The draft of New Zealand’s Commerce Commission report on competition in the retail grocery sector has found that competition is not working well for consumers.
The preliminary findings of the report highlighted the dominance of the country’s two major retailers, Woolworths NZ and Foodstuffs.
“If competition was more effective, retailers would face stronger pressures to deliver the right prices, quality and range to satisfy a diverse range of consumer preferences,” said Commission chair Anna Rawlings.
“Our preliminary view is that the core problem is the structure of the market. In competitive terms, the major retailers, Woolworths NZ and Foodstuffs, are a duopoly, and while there is an increasingly diverse fringe of other grocery retailers, they have a limited impact on competition.
“This is because they are unable to compete with the major grocery retailers on price and product range in order to satisfy the widespread consumer demand for a main shop at a single store.”
According to a report from RNZ, Hort NZ chief executive Nadine Tunley said the lack of competition had not worked for growers either.
“Grower returns have not increased for at least ten years.

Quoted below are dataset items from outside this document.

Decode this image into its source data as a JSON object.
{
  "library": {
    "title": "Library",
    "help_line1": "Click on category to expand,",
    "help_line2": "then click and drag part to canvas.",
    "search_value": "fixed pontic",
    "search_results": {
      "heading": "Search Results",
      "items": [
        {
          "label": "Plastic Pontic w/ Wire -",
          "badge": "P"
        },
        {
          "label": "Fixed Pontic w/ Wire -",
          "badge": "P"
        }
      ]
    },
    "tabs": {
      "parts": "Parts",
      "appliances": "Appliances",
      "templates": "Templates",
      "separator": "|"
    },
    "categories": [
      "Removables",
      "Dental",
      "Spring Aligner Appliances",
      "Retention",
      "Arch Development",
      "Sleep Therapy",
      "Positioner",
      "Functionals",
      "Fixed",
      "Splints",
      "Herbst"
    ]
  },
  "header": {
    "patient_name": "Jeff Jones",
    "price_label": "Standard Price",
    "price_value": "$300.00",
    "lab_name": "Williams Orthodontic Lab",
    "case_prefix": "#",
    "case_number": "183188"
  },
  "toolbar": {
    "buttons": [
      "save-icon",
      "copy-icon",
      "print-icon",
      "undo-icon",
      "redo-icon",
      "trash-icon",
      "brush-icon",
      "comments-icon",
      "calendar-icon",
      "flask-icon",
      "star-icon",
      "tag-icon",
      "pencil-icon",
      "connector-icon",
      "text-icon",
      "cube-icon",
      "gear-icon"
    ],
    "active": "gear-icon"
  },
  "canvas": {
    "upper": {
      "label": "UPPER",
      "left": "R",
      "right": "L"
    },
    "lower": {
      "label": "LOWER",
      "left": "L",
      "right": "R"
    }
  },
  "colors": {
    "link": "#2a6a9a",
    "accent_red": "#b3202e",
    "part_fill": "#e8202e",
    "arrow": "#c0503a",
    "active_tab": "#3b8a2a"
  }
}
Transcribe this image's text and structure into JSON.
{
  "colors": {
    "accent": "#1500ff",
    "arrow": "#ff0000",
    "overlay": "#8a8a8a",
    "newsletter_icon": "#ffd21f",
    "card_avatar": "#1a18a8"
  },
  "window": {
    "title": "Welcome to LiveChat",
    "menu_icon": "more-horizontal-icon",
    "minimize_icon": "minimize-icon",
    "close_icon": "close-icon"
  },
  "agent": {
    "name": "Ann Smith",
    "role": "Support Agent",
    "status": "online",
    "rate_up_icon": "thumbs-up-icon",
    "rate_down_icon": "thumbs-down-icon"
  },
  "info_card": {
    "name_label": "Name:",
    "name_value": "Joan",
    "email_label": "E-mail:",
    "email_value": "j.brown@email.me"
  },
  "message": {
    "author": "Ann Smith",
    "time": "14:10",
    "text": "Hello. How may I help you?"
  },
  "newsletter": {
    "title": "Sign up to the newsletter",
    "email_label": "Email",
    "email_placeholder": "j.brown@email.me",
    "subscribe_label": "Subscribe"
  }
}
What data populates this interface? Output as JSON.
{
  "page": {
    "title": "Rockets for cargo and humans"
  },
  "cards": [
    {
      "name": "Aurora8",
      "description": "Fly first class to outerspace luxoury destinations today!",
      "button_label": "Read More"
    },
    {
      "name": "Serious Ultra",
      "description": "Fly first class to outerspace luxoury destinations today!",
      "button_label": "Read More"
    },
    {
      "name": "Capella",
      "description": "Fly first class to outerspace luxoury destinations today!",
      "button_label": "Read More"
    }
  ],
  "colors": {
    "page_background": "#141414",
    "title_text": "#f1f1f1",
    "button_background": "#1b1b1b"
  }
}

However, retail prices and costs – labour, freight, compliance, etc – have steadily increased,” said Tunley.
"That margin erosion is going somewhere ... but we can't all be specific until we have a bit more transparency.
“We support the introduction of a mandatory Industry Code of Practice, to increase transparency and reverse the imbalance of power that the Commerce Commission has identified.”
Rawlings said without intervention, the Commission saw little prospect of a new or expanding rival being able to constrain the major retailers effectively and had outlined draft options.
“We consider the best options for improving competition are those that enable an increase in the number of retailers directly competing against Foodstuffs and Woolworths NZ for a consumer’s main shop,” said Rawlings.
“Our draft options encompass a range of possibilities and we look forward to now testing our draft findings and options for recommendations in coming weeks through public submissions and a consultation conference, before publishing our final report.”
The final report is set to be published in late November 2021 following further consultation.